原型としてのタロット体験
ヨーロッパからインドに


2007年カモワン・タロットを習おうと、タロット大学というスクールに通った。

タロットを読み込もうと思ったのはこのときが初めてだった。
そして何気なくタロットを見たときの驚きが、今の私を支えている。
(0)数のない愚者

1972年。
25才のときに半年間の旅行をした。

夏にヨーロッパの山を登り、9月に中近東を歩き陸路をヨーロッパからネパールに渡った。
そして秋にインド・ネパールのトレッキングをした。

1ドル360円の時代だから500ドル(18万円)しか持っていけなかった。
円が両替できない時代が想像つくだろうか?

そしてその旅が面白くて、2年後に再び1年の旅を実施、
北アフリカに出かけ、ロンドンで皿洗いのアルバイトをして、英会話学校に通い、
夏にヨーロッパアルプス・マッターホルンなどに登った。

(1)手品師    

1974年。
中近東・インド・ネパールで見た商品はそれまで見たことのない面白いものばかり。

商品には文化が付着している。
それがイスラム文化とヒンドゥー文化だった。

スペインに友達がいたのでベッドの下で寝泊りしながら、お金を稼ぐために
北アフリカのモロッコに行き、みやげ物を買い、
スペイン・マドリッドの(毎週日曜日に開かれる)蚤の市で販売した。

まさに、この絵の通りだ。
聞き覚えのスペイン語で必死に旅行客に日本から持ってきたカメラなどを売っていた。
この時代は、からだ以外の何でも売りたかった!?

(2)斎王

1975年。
日本に戻り、イスラム文化やヒンドゥー文化の本を読んだ。

旅は「知らないということを知った」経験だったのだ。

一年半の海外・異文化体験が、「日本人とは何か?」という今に続く永遠のテーマを与えてくれた。
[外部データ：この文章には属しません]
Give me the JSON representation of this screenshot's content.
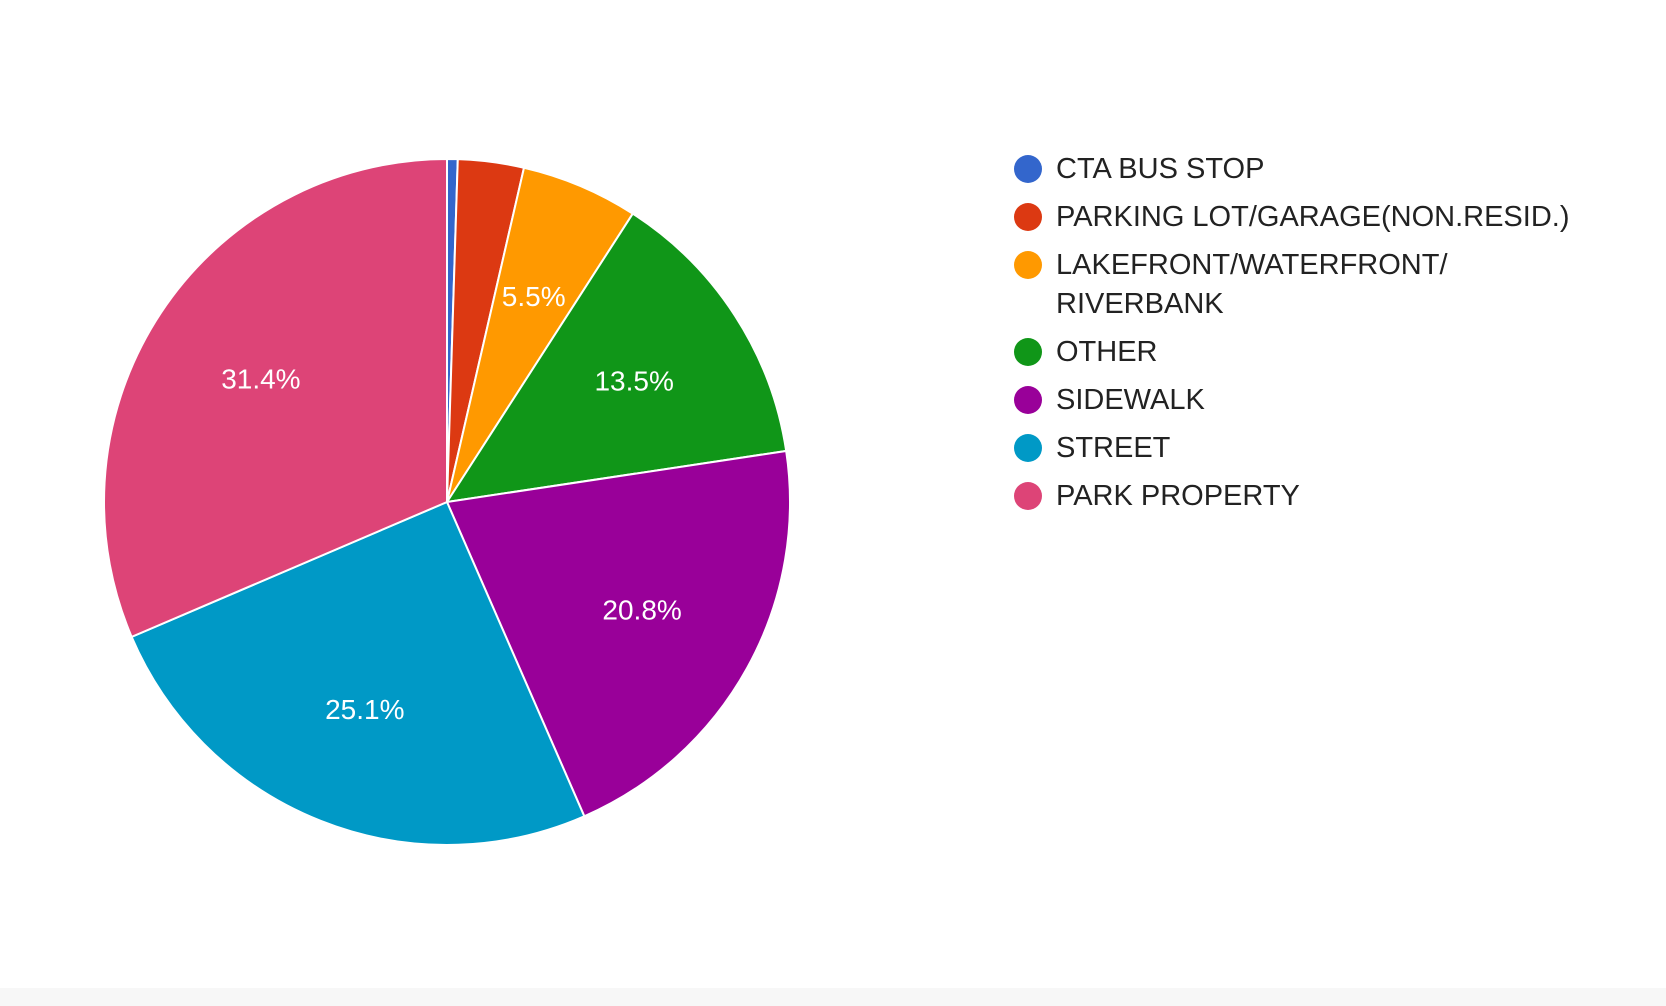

このときに感銘した本が、「日本人とユダヤ人」イザヤペンダサン=山本七平だった。

日本に長くいると、社会(マトリックス)にアメリカ文化のフィルターがかかっていることが見えなくなる。
でも世界はこのようなものじゃないと確信した!!


(0)行動し、(1)金を稼ぎ、(2)考える・・この繰り返しが私というパーソナリティを作り出したのだった。

ひとつところにじっとしていられない、この性格は今でも続いている。

長期間、日本にいると、落ち着かなくなり、海外に脱出したくなるのだ!!


子供の頃


(3)女帝


人は誰でも母親から生まれる。
母親は無条件の(同一人物としての自己愛)愛を子に注ぐから、母親との絆を切ることは難しい。

マザーコンプレックスとは、そのような愛を注がれた子供の人格全体を覆ってくれる保護膜と粘液のことをいう。
包まれているうちは居心地がいいのだが、一旦脱ごうとすると、まとわり付いて脱げなくなっている。

甘えの構造を持った日本人にとっては、父親よりも母親との関係性が強いのだ。

(4)皇帝

子供には誰が本当の父親だかわからない。

父親は子供にこの社会での成功者になれという条件付きの愛を与える。
父親はこの社会のルールを身を持って教えているのだ。

でもそのような強い父親は、アメリカ人だけかもしれない。

ファーザーコンプレックスは、強い父親を演じているアメリカに多いのだ。
ブラッド・ピッド主演の映画「ツリー・オブ・ライフ」は弱い父親の日本人には理解できないだろう。
アメリカは男性性(弱肉強食・軍事国家)の国なのだから。

ボイン(女性性=整形=見かけだけ)とマッチョ(男性性=闘争心)の文化がアメリカなのだ。

(5)法皇

社会には両親以外にも権威ある人が存在する。

多くの日本人がそのことを知るのは学校に行ってからだ。
社会(マトリックス)で生きている父親も母親もこの権威の聴衆なのだ。

明治時代は、この法皇が天皇であった。

でも今は法皇は民主主義という権威に代わっている。
戦前よりも、制度が良くなったと人々はみな思っている。

とんでもない!!

実は同じ支配制度(官僚支配)のシステム変更に過ぎないのだ。
法皇は、見えない権威(マトリックス)いう政治システムの象徴なのだ。